A report from the nonprofit watchdog group Disability Law Center of Virginia shows the number of reported deaths rose slightly at state-run mental hospitals during the coronavirus pandemic.
“While it is true that the COVID-19 pandemic was responsible for a number of these deaths, the vast majority of deaths in state facilities were the result of other long-term medical conditions,” the report said.
The center’s concern is that more and more people who have complicated medical issues, or are terminally ill, are ending up in mental hospitals when they should be in places like nursing homes or assisted living centers.
“We are particularly concerned about individuals’ ability to access critical, offsite medical services from a specialist,” the report said.
The report is based on incident reports from:
• Catawba Hospital (CAT)
• Central State Hospital (CSH)
• Commonwealth Center for Children and Adolescents (CCCA)
• Eastern State Hospital (ESH)
• Hiram Davis Medical Center (HDMC)
• Northern Virginia Mental Health Institute (NVMHI)
• Piedmont Geriatric Hospital (PGH)
• Southeastern Virginia Training Center (SEVTC)
• Southern Virginia Mental Health Institute (SVMHI)
• Southwestern Virginia Mental Health Institute (SWVMHI)
• Western State Hospital (WSH)
The report said the pandemic appears to have stranded some people in mental hospitals because nursing homes and other facilities stopped admitting new residents during the worst of the crisis.
“When facilities did begin having outbreaks, they were sometimes able to halt admissions until it was safe. On the other hand, the pandemic appears to have caused more people — particularly geriatric residents — to get ‘stuck’ in state facilities, as nursing homes, assisted living facilities and even some apartments ‘froze’ admissions,” the report said.

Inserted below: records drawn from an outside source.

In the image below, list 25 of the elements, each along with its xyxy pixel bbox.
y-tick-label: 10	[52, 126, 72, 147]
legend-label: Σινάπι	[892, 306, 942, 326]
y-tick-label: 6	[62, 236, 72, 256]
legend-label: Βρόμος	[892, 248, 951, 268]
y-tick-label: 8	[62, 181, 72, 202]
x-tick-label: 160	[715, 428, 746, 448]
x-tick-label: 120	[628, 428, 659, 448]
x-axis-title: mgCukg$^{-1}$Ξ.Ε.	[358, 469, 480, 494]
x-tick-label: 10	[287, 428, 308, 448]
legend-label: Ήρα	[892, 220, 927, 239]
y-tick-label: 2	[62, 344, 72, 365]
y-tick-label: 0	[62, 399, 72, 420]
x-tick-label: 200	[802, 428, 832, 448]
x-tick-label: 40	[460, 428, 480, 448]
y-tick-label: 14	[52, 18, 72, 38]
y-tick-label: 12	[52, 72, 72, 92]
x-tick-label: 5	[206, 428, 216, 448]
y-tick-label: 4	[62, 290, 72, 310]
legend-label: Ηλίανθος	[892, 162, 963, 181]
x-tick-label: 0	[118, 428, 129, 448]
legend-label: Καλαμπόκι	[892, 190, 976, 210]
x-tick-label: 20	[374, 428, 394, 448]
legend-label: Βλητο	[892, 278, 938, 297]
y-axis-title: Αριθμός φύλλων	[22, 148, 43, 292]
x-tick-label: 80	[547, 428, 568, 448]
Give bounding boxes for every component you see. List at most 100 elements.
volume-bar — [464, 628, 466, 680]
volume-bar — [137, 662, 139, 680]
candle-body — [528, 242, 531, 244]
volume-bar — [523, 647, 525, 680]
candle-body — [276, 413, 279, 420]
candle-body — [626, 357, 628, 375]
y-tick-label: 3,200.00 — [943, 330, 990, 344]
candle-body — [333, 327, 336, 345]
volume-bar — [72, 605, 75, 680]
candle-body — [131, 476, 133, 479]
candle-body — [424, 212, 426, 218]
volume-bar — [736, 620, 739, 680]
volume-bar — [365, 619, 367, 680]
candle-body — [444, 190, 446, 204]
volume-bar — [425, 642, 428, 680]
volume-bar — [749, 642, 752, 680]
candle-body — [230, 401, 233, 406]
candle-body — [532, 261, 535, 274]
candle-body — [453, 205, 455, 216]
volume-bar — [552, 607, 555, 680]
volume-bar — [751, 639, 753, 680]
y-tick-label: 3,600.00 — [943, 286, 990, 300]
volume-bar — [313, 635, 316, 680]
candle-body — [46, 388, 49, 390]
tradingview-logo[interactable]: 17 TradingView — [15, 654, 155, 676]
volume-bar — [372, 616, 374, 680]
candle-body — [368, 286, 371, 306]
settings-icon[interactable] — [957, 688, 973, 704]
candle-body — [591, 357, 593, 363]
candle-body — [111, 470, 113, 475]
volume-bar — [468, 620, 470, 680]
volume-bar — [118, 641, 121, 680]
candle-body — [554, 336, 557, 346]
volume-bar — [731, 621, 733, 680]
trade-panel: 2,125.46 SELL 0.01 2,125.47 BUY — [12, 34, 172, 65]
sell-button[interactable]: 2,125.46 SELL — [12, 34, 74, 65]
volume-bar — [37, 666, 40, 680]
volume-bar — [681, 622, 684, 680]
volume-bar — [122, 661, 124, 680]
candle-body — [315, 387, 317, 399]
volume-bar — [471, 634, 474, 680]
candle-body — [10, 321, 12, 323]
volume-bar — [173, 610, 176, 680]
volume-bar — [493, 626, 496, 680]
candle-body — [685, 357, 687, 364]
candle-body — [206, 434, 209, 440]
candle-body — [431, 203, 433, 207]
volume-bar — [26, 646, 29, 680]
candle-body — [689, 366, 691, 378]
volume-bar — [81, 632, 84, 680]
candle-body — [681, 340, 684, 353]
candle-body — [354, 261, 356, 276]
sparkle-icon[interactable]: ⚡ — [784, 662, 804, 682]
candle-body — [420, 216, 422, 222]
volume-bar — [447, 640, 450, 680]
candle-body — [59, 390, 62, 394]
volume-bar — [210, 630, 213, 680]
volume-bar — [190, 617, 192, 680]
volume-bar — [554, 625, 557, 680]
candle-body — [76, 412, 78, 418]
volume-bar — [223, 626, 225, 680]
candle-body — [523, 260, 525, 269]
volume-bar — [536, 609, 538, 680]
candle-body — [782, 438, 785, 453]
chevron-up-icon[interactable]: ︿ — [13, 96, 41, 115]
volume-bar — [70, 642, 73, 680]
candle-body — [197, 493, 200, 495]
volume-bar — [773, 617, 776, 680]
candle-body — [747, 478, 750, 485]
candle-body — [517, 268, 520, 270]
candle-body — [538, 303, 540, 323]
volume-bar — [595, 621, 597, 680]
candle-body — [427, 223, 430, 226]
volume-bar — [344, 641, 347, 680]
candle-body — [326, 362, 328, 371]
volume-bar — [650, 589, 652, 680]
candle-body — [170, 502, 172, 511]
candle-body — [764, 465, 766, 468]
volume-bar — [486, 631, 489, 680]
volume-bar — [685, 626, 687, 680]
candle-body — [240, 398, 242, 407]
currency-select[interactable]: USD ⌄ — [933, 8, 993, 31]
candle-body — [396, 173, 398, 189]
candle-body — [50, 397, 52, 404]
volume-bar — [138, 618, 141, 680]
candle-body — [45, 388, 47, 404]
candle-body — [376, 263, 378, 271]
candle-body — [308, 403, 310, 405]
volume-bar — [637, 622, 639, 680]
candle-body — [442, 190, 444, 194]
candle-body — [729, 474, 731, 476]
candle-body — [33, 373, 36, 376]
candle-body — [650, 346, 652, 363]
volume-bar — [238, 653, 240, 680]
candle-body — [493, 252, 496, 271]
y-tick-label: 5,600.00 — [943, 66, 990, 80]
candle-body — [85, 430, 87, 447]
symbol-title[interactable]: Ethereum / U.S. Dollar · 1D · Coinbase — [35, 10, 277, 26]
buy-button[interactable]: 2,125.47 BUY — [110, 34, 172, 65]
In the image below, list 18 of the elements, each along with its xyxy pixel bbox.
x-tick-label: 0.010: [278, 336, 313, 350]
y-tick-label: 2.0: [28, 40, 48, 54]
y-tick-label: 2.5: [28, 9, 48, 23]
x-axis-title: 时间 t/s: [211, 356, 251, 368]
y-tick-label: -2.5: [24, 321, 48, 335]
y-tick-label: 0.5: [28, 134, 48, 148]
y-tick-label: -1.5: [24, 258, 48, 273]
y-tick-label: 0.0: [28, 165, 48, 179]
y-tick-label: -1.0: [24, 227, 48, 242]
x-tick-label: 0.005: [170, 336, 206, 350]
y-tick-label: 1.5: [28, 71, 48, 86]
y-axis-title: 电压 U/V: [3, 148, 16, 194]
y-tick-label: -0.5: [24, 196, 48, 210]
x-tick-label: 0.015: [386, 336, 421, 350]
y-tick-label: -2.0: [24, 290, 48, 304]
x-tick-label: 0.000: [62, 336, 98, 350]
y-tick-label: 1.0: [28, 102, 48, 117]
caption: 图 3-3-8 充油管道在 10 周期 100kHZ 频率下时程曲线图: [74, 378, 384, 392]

“While these ‘freezes’ were intended to protect people with disabilities, they ultimately trapped many of these individuals in [Virginia Department of Behavioral Health and Developmental Services] facilities that were not necessarily designed for medically complex individuals, and may not have been able to provide the appropriate level of care.”
Disability Law Center of Virginia raised questions about how incidents are being reported as well.
“While reporting compliance increased in FY 20, we still believe some facilities are under-reporting incidents. It is also clear that the reports they do submit are vague, incomplete, and often late,” the report said. “Poor reporting practices limit the ability of watchdog organizations, including dLCV, the Office of the State Inspector General, and DBHDS itself to fully monitor and assess conditions at DBHDS-Operated Facilities. It also violates the law.”